The ones that are important to us are wordobjects and target. The wordobjects array is an array of WordNet::SenseRelate::Word objects. Given a word (say "bank"), a WordNet::SenseRelate::Word object can be created like this:

  use WordNet::SenseRelate::Word;

  my $wordobj = WordNet::SenseRelate::Word->new("bank");

The wordobject array represents a sentence/paragraph containing the word to be disambiguated. The target field is an index into this array, pointing to the word to be disambiguated.
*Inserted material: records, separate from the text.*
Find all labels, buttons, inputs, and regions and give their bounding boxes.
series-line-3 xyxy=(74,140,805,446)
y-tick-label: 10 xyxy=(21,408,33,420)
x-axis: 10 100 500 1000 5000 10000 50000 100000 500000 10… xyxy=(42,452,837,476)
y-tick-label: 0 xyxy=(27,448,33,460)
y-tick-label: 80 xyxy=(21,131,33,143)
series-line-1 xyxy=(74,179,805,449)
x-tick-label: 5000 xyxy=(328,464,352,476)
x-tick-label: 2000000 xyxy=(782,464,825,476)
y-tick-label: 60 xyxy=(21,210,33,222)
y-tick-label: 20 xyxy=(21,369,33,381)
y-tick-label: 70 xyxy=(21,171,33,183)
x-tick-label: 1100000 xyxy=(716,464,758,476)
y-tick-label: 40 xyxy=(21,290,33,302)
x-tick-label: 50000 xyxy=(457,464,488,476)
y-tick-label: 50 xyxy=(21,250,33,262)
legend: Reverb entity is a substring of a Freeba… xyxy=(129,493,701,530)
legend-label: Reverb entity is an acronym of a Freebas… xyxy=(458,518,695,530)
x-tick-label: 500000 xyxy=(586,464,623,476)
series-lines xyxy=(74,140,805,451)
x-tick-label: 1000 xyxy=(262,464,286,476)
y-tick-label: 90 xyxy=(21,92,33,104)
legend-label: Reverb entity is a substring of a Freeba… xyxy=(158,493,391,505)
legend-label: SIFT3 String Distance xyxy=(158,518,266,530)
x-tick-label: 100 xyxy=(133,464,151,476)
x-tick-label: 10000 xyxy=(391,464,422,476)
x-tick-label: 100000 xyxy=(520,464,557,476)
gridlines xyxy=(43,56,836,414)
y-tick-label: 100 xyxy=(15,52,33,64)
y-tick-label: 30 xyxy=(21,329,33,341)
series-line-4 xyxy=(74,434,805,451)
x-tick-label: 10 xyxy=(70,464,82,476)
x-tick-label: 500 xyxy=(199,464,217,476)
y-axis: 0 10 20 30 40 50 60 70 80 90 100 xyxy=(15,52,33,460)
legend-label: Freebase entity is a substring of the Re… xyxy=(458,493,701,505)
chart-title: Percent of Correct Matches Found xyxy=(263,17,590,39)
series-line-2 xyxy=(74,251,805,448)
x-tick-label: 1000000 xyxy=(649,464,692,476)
So, for a given example sentence, the disambiguation code would be as follows:

  my @sentence = ("The", "boat", "ran", "aground", "on", "the", "river", "bank");
  foreach my $theword (@sentence)
  {
    my $wordobj = WordNet::SenseRelate::Word->new($theword);
    push(@{$hashRef->{wordobjects}}, $wordobj);
    push(@{$hashRef->{words}}, $theword);
  }
  $hashRef->{target} = 7;        # Index of "bank"
  $hashRef->{id} = "Instance1";  # ID can be any string.

The remaining fields are not really used by the system, but they could be initialized (for use later in the system):

  $hashRef->{lexelt} = "bank.n";
  $hashRef->{answer} = "bank#n#1";
  $hashRef->{targetpos} = "n";        # n, v, a or r
  $hashRef->{text} = [("The boat ran aground on the river", "bank")];
  $hashRef->{head} = 1;               # Index to bank

Finally, the disambiguation is done as follows:

  my ($sense, $error) = $wsd->disambiguate($hashRef);
  print "$sense\n";

The scalar $sense contains the selected sense of the target word, and can be processed as required.

EXPORT

None by default.

SEE ALSO

perl(1)

WordNet::Similarity(3)

http://wordnet.princeton.edu

http://senserelate.sourceforge.net

http://groups.yahoo.com/group/senserelate

AUTHOR

Ted Pedersen, tpederse at d.umn.edu

Siddharth Patwardhan, sidd at cs.utah.edu

Satanjeev Banerjee, banerjee+ at cs.cmu.edu

COPYRIGHT AND LICENSE

Copyright (c) 2005 by Ted Pedersen, Siddharth Patwardhan and Satanjeev Banerjee

This library is free software; you can redistribute it and/or modify it under the same terms as Perl itself, either Perl version 5.8.3 or, at your option, any later version of Perl 5 you may have available.